One limitation of this study is the high dropout rate, with fewer than half of the subjects remaining by the end of the maintenance phase (week 10) (). Comparably high dropout rates have been reported in other published clinical trials of buprenorphine treatment.18,21,22,50-52
Early dropout may have been a consequence of the intensive and lengthy nature of treatment monitoring during this study, which may have discouraged some subjects from remaining in treatment. However, this level of monitoring was necessary to ensure the validity of the study results and to adequately assess subject safety. The similar dropout rates in all 4 medication groups support valid between-group comparisons, although the high overall dropout rate may limit the external validity (generalizability) of the findings. Another potential limitation is the use of drug metabolite levels that were not adjusted for urine creatinine concentration; the amount of metabolite in urine depends not only on recent drug intake but also on recent fluid intake. A further limitation of this study is that it was conducted in a treatment research environment that may differ from “real-life” drug abuse treatment settings.53
However, subjects did not receive any special inducements or compensation for treatment compliance or improvement.
The strengths of this study include its large sample size, the use of prospective stratification by age and gender, and the use of quantitative urine results for cocaine and opiates as outcome measures. In addition, data analytic methods that used all data points from all subjects were used, thus reducing the potential for bias from missing data.

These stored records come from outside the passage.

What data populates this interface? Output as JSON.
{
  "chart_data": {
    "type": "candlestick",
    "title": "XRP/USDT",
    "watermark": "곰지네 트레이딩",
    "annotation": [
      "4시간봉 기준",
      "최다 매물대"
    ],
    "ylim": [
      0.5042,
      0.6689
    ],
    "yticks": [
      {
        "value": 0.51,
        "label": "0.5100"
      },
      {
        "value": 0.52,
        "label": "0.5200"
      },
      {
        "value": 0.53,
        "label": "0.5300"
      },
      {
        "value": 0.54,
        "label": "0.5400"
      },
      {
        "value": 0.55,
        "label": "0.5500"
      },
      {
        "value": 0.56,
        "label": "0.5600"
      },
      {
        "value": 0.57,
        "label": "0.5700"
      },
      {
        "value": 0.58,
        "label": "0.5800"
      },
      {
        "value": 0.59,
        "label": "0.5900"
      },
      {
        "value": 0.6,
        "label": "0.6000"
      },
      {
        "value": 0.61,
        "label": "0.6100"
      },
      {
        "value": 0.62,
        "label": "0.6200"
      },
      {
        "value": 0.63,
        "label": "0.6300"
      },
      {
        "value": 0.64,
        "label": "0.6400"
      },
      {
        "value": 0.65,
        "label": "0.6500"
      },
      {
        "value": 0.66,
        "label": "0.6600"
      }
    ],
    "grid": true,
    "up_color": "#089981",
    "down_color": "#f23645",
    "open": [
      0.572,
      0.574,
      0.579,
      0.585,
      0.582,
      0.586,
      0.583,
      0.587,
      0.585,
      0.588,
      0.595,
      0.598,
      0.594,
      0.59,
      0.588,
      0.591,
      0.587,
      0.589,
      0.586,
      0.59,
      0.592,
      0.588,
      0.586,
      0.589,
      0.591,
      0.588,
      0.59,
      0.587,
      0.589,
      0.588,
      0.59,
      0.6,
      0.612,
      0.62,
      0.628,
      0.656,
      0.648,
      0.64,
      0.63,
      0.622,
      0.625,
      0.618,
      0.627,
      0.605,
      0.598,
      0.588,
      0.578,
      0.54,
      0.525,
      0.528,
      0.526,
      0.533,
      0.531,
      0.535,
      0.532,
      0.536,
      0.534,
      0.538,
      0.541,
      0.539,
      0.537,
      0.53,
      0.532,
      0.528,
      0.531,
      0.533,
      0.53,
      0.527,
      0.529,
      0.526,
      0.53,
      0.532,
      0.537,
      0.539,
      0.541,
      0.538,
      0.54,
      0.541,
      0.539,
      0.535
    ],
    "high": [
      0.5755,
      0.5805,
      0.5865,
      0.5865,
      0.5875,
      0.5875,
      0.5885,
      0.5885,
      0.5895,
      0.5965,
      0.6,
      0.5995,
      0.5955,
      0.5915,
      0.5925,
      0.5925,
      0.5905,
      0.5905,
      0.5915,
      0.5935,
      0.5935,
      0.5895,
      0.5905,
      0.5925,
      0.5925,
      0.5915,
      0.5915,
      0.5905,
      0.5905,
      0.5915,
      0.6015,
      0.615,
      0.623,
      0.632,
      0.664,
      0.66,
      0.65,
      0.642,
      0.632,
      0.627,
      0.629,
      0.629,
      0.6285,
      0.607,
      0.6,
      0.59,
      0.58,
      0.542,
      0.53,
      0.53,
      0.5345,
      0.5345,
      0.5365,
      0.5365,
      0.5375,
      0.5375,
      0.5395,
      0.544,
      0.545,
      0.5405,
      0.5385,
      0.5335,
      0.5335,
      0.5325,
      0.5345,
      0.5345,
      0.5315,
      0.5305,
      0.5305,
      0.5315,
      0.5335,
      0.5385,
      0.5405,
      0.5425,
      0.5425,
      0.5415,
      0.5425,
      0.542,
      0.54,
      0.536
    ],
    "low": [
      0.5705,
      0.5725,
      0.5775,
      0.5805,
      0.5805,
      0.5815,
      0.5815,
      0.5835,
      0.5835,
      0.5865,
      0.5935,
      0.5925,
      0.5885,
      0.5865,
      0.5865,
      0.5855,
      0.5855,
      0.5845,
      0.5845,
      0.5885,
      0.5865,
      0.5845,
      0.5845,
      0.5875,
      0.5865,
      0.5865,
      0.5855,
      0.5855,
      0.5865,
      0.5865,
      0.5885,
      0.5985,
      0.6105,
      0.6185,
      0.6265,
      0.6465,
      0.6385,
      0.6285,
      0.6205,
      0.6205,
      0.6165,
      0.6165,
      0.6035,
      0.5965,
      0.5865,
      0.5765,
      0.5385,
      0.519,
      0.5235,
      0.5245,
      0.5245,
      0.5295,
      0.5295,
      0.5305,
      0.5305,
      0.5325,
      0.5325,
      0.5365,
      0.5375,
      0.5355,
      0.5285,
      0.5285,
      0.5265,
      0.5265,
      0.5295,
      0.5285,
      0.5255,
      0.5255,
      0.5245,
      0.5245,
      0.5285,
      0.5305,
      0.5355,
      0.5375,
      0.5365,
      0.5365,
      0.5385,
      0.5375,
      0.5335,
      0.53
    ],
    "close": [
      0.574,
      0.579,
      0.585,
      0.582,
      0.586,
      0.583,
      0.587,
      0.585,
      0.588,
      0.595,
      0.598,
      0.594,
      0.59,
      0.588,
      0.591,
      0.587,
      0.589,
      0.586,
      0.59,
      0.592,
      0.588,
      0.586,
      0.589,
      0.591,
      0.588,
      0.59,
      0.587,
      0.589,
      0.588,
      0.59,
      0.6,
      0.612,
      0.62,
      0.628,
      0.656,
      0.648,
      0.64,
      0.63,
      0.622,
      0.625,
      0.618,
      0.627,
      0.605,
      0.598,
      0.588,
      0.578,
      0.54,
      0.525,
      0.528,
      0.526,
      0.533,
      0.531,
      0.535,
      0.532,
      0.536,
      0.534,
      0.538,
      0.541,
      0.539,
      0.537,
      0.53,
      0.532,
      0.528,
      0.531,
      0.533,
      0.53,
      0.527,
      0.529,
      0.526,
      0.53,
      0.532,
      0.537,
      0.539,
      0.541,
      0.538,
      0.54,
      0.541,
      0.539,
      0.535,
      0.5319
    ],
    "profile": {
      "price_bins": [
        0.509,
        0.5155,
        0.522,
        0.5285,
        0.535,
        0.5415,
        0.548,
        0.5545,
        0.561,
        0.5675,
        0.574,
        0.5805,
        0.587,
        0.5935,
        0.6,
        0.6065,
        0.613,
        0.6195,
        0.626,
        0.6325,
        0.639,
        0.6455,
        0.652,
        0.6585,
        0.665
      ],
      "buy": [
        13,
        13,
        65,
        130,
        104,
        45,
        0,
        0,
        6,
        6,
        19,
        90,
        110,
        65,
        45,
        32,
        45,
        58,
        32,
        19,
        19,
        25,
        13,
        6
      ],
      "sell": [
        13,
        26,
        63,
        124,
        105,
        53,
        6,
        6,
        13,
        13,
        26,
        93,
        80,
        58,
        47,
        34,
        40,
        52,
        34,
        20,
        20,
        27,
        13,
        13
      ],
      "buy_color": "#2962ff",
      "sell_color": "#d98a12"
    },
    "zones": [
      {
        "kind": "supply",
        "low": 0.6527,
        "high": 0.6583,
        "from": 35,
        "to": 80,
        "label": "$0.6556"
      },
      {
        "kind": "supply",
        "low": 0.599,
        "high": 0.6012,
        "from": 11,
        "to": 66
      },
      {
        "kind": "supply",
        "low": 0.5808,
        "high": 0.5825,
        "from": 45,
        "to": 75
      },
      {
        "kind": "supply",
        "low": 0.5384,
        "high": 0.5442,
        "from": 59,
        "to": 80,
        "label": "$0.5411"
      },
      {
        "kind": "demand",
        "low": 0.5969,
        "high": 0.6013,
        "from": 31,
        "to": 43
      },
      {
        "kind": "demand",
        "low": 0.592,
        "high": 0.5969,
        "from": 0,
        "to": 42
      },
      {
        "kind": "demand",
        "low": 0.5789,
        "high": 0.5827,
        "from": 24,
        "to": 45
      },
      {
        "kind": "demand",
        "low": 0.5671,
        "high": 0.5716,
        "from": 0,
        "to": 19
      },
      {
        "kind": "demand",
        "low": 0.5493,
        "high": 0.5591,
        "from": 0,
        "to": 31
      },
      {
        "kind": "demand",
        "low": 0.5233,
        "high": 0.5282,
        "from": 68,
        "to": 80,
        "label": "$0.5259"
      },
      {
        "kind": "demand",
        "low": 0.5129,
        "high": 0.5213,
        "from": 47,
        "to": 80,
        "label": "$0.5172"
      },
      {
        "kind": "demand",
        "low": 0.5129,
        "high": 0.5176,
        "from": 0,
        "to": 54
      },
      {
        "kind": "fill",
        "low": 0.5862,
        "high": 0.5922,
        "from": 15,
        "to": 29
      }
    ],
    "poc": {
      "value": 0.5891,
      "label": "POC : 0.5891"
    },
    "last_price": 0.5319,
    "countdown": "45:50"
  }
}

In summary, this study demonstrated for the first time in a well-controlled, prospectively stratified clinical trial that high-dose (16 mg daily sublingually) buprenorphine maintenance treatment is well tolerated and can significantly reduce cocaine use among dually (cocaine and opiate) dependent outpatients, while confirming its previously demonstrated efficacy in reducing opiate use. The good tolerability of buprenorphine, even in HIV-infected subjects, suggests that it would be a very useful therapy with which to address the dual epidemic of cocaine and opiate addiction. The recent approval of buprenorphine in the United States for maintenance treatment of opiate dependence, along with its availability for prescribing by office-based physicians rather than in tightly regulated clinics, offers promise that it will be increasingly available to a large number of patients who could benefit. Further studies are needed to clarify the optimal dose of buprenorphine for treatment of dual dependency, as well as to identify prognostic variables that will allow optimal patient-treatment matching.